The present appeal had meanwhile been taken from the decree in Florida to this Court. Here precisely the same questions are made as were made in the Fourth Circuit, with one additional question as to the effect in this appeal of the decision in that. The parties have stipulated that the record to be used in this Court shall be that printed in the appeal in the Fourth Circuit and that the same printed briefs may be used. The parties, the questions, the record, and the arguments are thus substantially identical.

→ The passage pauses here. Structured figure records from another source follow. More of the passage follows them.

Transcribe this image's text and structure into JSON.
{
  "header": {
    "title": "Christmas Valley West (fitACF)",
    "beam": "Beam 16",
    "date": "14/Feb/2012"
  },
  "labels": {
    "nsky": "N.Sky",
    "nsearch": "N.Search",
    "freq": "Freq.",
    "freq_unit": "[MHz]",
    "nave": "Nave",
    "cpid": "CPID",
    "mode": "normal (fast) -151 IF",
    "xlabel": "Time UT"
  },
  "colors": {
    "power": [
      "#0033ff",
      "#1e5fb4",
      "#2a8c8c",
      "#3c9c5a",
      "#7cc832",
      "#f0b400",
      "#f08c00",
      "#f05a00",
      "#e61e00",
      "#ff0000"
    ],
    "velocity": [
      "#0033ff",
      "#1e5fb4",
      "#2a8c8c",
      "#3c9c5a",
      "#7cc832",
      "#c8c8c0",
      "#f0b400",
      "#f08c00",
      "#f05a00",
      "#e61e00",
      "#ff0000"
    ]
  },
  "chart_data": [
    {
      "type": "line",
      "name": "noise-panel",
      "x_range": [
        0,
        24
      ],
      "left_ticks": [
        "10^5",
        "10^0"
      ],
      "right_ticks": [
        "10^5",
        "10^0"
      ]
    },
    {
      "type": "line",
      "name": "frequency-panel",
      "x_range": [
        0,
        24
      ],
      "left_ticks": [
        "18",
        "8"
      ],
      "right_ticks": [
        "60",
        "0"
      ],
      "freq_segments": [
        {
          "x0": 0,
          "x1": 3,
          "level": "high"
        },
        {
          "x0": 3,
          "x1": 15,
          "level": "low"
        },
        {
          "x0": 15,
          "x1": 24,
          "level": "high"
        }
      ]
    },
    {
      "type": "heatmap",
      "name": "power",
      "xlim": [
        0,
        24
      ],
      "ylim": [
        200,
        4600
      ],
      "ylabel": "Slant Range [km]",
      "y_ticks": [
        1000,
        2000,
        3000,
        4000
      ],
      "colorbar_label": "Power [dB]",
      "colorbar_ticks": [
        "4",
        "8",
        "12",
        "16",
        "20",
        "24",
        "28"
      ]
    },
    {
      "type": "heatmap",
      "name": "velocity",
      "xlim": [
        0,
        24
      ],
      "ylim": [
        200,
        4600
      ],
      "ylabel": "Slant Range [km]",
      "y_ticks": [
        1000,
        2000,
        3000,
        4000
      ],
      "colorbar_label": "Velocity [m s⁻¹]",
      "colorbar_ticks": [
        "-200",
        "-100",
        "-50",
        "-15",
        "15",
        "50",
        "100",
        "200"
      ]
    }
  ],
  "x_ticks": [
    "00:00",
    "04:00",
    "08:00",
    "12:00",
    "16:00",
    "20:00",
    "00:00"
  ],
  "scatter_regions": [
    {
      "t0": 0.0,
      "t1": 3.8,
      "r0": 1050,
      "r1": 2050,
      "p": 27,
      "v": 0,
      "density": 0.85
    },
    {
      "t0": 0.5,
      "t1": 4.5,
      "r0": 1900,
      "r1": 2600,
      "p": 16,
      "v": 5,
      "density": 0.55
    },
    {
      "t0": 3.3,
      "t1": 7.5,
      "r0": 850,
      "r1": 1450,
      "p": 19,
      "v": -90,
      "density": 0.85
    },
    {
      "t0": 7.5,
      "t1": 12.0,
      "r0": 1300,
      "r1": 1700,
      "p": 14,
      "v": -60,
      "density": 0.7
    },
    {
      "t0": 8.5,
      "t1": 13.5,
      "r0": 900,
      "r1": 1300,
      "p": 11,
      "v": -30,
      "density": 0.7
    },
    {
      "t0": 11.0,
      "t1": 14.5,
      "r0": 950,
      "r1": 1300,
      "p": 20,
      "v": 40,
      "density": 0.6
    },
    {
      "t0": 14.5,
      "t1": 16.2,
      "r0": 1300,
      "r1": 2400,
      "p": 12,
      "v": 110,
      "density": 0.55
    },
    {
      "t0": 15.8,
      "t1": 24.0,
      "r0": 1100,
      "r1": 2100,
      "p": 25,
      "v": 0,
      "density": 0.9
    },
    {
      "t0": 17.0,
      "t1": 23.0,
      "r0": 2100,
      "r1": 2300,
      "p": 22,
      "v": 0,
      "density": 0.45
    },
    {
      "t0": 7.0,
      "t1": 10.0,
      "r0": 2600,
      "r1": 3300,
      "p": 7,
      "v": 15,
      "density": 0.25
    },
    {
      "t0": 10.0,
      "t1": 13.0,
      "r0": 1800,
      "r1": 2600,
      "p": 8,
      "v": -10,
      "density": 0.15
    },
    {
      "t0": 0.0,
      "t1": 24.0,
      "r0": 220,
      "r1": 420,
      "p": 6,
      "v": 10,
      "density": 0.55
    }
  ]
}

We do not need to decide whether there is a res judicata which makes it impossible to re-examine any of the questions. The railroad in which appellants are interested lies in this Circuit and cannot be sold by virtue of a decree in the Fourth Circuit, but no question about the sale of that railroad is for decision; and if a sale must be had because appellants do not join in the reorganization, it will occur under the Florida decree. The questions all relate to the equitable sharing among all the lienholders of the new securities proposed to be issued, and are such that any court having the parties before it might decide. They are questions pertaining to the general policy and disposition of the receivership, most proper to be decided by the court having the primary receivership. They have been there decided carefully and fully. Ancillary receiverships are generally conducted in harmony with the court having original jurisdiction of the primary receivership, and the Federal Court of the Southern District of Florida, and this Court on appeal, out of comity and in the interest of efficient handling of the receivership property as a whole or as a unit, should follow the decision thus made, unless we should find that there was oversight or clear disregard of the rights of local creditors in the property subject to the ancillary receivership. This we do not find and there was no reversible error in the lower Court in following the decision of the Fourth Circuit in the reorganization proceedings. See Beard v. Bennett, 72 App.D.C. 269, 114 F.2d 578; Louisville & Nashville R. Co. v. Western Union Tel. Co., 5 Cir., 233 F. 82, affirmed 250 U.S. 363, 39 S.Ct. 513, 63 L.Ed. 1032.

Judgment affirmed. 
      
       Great Western Mining & Mfg. Company v. Harris, 198 U.S. 561, 25 S.Ct. 770, 49 L.Ed. 1163; 53 C.J. 405, § 675; 51 C.J. 968, § 878.